Typhoon Doksuri: Taiwan shuts businesses, cancels flights
Taiwan is making emergency preparations as it braces for the typhoon that has left several dead in the Philippines
Taiwan on Thursday braced itself for Typhoon Doksuri, shutting down businesses and canceling flights in the southern part of the island.
Kaohsiung, Tainan preparing for impact
Two of Taiwan's biggest cities in the south, Kaohsiung and Tainan, have made emergency preparations by closing schools and offices. Kaohsiung also evacuated residents who live in a mountainous part of the city.
Tens of thousands of people in both cities lost power earlier in the day, but service was later restored.
The counties of Hualien and Taitung, which lie on the eastern part of the island, also announced business and school closures. Railway lines between southern and eastern parts of Taiwan have been shut down.
Kaohsiung Mayor Chen Chi-mai said in an earlier Facebook post that the storm is not to be underestimated and the "police and military force will assist in the effort of forced evacuation if needed."
What's the overall trajectory of the storm?
The system is expected to travel through the Taiwan Strait during the course of the day.
The center of the storm, however, is not anticipated to reach Taiwan's mainland.
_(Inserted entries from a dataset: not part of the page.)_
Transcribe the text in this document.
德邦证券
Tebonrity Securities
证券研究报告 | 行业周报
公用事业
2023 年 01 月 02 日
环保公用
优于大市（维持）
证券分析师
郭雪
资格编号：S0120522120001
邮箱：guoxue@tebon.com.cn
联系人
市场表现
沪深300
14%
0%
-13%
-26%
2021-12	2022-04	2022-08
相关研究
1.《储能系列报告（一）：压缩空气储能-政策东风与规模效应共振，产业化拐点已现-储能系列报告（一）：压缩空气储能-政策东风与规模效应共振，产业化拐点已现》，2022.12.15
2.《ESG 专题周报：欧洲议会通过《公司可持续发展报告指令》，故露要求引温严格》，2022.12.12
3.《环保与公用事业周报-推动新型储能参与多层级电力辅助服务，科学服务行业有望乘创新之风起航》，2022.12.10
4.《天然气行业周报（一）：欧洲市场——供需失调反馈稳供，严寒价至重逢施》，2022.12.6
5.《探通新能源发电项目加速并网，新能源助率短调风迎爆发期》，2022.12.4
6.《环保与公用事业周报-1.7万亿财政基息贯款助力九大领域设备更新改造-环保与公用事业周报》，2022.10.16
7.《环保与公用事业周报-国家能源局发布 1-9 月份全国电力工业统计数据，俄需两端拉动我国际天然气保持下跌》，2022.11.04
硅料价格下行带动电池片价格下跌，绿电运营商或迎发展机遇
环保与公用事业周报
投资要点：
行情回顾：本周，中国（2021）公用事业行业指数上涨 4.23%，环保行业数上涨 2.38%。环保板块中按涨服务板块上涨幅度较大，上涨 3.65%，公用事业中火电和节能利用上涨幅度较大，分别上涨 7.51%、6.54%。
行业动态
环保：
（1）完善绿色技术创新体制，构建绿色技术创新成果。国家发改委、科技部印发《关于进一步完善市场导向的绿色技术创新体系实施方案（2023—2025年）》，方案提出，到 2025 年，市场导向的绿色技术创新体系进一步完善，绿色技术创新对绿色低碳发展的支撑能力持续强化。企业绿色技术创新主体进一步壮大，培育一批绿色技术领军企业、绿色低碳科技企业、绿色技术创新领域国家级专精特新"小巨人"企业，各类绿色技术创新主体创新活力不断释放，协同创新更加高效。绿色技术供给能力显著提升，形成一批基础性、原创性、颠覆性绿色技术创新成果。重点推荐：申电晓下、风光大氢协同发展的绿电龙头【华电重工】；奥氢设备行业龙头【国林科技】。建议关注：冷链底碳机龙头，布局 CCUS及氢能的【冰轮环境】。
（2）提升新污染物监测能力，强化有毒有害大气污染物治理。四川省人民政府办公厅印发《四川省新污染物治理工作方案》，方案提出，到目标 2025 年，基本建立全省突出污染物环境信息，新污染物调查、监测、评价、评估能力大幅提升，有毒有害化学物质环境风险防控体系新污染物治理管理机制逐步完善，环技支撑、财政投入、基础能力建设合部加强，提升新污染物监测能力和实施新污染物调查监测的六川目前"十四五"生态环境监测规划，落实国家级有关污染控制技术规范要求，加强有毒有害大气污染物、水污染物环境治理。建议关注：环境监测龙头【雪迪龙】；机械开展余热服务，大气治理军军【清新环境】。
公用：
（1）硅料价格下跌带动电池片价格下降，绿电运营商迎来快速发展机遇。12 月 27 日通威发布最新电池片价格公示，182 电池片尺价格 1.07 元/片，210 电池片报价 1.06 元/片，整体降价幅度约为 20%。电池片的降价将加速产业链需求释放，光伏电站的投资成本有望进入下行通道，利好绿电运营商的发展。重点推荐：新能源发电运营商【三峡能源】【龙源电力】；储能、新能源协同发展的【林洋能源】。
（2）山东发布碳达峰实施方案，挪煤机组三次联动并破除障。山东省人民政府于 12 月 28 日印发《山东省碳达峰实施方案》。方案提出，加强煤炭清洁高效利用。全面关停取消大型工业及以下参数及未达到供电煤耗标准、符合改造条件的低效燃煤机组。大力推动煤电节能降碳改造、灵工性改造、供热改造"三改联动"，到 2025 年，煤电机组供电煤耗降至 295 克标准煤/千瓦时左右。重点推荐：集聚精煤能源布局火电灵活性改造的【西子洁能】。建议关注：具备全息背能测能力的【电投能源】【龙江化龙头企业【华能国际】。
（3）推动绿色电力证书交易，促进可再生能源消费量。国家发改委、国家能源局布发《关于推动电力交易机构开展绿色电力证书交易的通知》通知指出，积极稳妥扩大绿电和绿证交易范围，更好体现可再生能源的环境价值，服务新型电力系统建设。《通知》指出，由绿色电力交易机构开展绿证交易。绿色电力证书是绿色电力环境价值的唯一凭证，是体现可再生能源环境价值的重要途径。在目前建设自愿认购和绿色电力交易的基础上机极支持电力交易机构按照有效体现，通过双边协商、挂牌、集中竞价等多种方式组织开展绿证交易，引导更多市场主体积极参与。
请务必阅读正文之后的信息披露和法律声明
The outer parts of the storm will bring fierce winds and heavy rains to the island.
Mainland China is also preparing for the typhoon, having issued a red alert. The eastern coastal city of Shantou in Guangdong has largely shut down ahead of the storm's impact.
The storm is also expected to lash the eastern Chinese province of Fujian. In addition, Hong Kong sent out a storm warning.
The typhoon has weakened since it battered the northern coast of the Philippines, killing at least seven and displacing tens of thousands of people. The storm destroyed rural houses, flooded villages and knocked out power, bringing devastation to a Southeast Asian country with significant poverty.